Abwärtstrend scheint gestoppt
Erste Zahlen der evangelischen Kirchenvorstandswahlen in Bayern
Bei den landesweiten evangelischen Kirchenvorstandswahlen am gestrigen Sonntag ist die Wahlbeteiligung offenbar leicht gestiegen. Nach der Auswertung von mehr als 90 Prozent der Wahlbezirke haben 18,4 Prozent der 2,13 Millionen Wahlberechtigten ihre Stimme abgegeben. "Der Abwärtstrend ist gestoppt", sagte der landeskirchliche Wahlbeauftragte Thomas Roßmerkel (München) am Montag dem Evangelischen Pressedienst (epd). Bei den letzten Kirchenvorstandswahlen vor sechs Jahren war die Beteiligung erstmals unter 20 Prozent auf 17,8 Prozent gefallen.

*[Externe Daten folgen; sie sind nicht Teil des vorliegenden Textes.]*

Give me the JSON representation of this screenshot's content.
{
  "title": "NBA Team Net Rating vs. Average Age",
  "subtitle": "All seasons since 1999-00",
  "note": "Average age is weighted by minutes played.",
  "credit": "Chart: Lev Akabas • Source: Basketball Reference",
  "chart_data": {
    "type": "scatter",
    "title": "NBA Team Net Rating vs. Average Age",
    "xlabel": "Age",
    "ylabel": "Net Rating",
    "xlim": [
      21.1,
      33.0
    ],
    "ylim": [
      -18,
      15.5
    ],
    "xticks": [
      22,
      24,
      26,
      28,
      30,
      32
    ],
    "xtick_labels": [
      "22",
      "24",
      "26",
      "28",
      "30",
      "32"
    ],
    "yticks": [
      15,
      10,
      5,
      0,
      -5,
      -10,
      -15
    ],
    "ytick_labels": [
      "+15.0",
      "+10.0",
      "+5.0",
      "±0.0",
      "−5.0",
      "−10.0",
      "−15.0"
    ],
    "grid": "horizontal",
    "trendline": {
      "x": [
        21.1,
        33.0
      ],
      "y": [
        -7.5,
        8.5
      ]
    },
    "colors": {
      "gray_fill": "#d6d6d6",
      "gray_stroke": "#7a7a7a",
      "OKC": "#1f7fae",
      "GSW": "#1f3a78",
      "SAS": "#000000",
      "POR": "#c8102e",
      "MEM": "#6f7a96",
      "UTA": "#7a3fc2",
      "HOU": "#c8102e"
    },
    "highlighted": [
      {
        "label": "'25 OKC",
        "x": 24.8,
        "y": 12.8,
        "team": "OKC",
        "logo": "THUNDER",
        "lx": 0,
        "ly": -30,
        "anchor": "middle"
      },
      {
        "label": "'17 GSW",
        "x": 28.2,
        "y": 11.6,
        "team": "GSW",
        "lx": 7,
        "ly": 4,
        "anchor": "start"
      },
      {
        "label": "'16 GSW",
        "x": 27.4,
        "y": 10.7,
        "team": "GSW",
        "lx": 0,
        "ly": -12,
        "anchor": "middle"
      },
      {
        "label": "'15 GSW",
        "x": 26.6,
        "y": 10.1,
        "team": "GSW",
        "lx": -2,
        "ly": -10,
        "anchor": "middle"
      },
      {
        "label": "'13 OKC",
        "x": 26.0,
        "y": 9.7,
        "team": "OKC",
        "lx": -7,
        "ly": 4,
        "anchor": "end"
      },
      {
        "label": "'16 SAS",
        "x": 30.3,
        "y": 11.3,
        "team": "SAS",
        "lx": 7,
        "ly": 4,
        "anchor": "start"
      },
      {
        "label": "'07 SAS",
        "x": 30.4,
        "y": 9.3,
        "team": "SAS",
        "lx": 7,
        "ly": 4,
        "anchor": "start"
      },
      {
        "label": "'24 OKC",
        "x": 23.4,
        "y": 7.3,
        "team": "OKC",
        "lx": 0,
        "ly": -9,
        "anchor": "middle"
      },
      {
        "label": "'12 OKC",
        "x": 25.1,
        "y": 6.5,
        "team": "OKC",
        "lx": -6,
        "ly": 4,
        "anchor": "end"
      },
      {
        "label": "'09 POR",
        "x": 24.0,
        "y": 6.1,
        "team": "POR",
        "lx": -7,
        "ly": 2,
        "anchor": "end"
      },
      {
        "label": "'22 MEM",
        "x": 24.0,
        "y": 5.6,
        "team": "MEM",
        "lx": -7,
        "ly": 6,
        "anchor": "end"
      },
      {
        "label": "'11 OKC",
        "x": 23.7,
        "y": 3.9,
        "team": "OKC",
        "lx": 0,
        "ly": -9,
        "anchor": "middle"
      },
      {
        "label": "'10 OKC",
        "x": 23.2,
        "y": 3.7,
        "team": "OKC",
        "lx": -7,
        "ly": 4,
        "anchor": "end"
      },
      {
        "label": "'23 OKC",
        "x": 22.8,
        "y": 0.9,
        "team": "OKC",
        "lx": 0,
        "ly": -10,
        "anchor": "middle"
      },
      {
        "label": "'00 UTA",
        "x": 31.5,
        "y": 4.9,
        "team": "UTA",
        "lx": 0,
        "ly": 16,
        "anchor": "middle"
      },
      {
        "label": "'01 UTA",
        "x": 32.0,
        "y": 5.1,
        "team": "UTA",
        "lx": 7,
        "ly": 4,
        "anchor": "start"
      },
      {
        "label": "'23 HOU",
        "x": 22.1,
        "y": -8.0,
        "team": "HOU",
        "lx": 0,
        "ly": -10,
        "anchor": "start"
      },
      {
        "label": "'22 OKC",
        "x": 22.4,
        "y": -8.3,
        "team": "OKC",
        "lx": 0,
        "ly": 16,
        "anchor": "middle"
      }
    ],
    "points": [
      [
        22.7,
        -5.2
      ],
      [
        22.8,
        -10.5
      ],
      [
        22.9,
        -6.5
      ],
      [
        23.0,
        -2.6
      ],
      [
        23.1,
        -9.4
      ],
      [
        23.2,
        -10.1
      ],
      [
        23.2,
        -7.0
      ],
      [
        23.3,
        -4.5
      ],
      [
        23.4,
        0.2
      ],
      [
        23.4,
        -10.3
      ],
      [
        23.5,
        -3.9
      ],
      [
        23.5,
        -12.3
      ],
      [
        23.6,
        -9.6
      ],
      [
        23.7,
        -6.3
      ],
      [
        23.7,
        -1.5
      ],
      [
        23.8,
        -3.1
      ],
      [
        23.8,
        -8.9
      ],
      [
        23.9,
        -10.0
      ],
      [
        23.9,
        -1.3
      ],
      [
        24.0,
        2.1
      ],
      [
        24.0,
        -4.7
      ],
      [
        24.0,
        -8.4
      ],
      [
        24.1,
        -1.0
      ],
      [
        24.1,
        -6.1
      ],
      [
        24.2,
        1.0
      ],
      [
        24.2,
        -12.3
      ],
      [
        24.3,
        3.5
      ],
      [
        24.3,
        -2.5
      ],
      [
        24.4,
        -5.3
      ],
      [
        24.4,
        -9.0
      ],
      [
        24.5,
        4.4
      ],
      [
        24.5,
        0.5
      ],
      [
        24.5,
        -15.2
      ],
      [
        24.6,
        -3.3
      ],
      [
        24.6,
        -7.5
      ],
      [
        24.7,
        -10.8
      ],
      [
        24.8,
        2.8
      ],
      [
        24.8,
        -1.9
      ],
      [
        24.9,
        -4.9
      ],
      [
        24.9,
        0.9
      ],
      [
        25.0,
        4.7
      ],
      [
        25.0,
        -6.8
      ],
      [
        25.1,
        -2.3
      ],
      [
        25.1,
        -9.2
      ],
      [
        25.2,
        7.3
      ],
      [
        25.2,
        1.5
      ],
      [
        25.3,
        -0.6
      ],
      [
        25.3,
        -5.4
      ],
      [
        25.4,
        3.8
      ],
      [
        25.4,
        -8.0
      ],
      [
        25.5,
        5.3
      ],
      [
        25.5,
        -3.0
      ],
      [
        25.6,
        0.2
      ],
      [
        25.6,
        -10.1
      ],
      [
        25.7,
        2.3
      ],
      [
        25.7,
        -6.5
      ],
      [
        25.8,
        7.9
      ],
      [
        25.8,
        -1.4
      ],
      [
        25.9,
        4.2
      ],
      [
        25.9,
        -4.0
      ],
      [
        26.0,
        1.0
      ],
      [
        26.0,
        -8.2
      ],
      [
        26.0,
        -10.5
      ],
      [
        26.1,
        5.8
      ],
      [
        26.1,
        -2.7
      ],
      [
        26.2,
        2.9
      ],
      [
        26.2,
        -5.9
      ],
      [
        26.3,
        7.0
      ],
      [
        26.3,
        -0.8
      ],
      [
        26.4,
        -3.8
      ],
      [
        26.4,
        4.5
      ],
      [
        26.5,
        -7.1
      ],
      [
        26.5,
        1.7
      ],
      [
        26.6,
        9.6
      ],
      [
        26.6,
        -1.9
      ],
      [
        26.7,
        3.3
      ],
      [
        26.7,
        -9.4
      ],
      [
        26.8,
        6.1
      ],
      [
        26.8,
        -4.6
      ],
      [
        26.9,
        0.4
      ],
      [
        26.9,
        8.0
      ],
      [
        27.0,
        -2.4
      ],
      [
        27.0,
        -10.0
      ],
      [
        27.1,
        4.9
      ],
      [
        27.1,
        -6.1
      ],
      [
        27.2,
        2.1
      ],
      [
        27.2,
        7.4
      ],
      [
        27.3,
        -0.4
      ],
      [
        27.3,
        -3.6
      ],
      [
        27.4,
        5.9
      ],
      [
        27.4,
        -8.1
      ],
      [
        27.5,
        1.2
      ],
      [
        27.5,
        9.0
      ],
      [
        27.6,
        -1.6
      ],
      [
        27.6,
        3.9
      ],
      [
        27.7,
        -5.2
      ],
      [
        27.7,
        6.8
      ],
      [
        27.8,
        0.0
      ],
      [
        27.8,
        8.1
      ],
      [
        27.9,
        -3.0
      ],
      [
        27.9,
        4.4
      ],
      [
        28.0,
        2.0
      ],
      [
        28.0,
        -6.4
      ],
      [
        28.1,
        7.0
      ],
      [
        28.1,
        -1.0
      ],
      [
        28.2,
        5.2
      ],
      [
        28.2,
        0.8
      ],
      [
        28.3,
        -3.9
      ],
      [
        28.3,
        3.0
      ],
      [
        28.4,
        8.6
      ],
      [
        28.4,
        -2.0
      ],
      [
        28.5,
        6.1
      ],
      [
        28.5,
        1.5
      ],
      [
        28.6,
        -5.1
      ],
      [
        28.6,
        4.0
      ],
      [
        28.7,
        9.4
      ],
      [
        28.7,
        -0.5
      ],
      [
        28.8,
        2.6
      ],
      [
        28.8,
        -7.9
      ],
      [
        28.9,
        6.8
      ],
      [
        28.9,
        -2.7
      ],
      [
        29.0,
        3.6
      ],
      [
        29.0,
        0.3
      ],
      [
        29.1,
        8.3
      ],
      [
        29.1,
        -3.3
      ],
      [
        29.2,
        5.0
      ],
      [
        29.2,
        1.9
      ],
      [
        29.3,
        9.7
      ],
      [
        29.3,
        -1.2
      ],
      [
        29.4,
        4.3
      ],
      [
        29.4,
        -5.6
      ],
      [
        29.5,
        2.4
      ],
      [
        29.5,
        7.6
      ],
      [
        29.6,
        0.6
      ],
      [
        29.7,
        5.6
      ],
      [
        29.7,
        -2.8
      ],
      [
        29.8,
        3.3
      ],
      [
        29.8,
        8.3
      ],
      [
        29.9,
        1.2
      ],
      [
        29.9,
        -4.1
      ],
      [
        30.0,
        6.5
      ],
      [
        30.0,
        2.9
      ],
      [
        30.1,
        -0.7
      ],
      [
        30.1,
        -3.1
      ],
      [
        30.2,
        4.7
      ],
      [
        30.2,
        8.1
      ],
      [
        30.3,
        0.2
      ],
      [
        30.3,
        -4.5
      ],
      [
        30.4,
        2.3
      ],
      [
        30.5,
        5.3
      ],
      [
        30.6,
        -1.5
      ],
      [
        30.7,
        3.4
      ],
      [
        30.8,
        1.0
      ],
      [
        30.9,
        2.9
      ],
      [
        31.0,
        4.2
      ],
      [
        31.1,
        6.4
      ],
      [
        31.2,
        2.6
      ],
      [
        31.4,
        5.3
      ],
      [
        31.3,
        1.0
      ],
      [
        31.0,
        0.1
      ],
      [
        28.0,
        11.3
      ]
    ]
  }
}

Rund 45 Prozent der Gewählten sind Frauen. Unter den erstmals in das Gremium Gewählten haben sie sogar die Nase vorn. Besonders erfreut ist Roßmerkel über die leicht über dem Durchschnitt liegende Beteiligung der 14- bis 19-Jährigen. Roßmerkel: "Es ist geglückt, die letzten Konfirmandenjahrgänge zur Wahl zu bringen."
Die offiziellen landeskirchlichen Zahlen weichen allerdings teilweise von den von den Dekanaten selbst genannten Ergebnissen ab. Den Münchner Computerberechnungen liegt bei manchen Gemeinden offenbar eine höhere Zahl von Wahlberechtigten als vor Ort zu Grunde. So erreichte das Dekanat Nürnberg nach offiziellen Zahlen aus München 12,3 Prozent (2000: 11,97 Prozent) Beteiligung, nach eigenen Berechnungen sind es mehr als 14 Prozent. Zwei Drittel der Nürnberger Gemeinden hätten zugelegt, sagte Stadtdekan Michael Bammessel.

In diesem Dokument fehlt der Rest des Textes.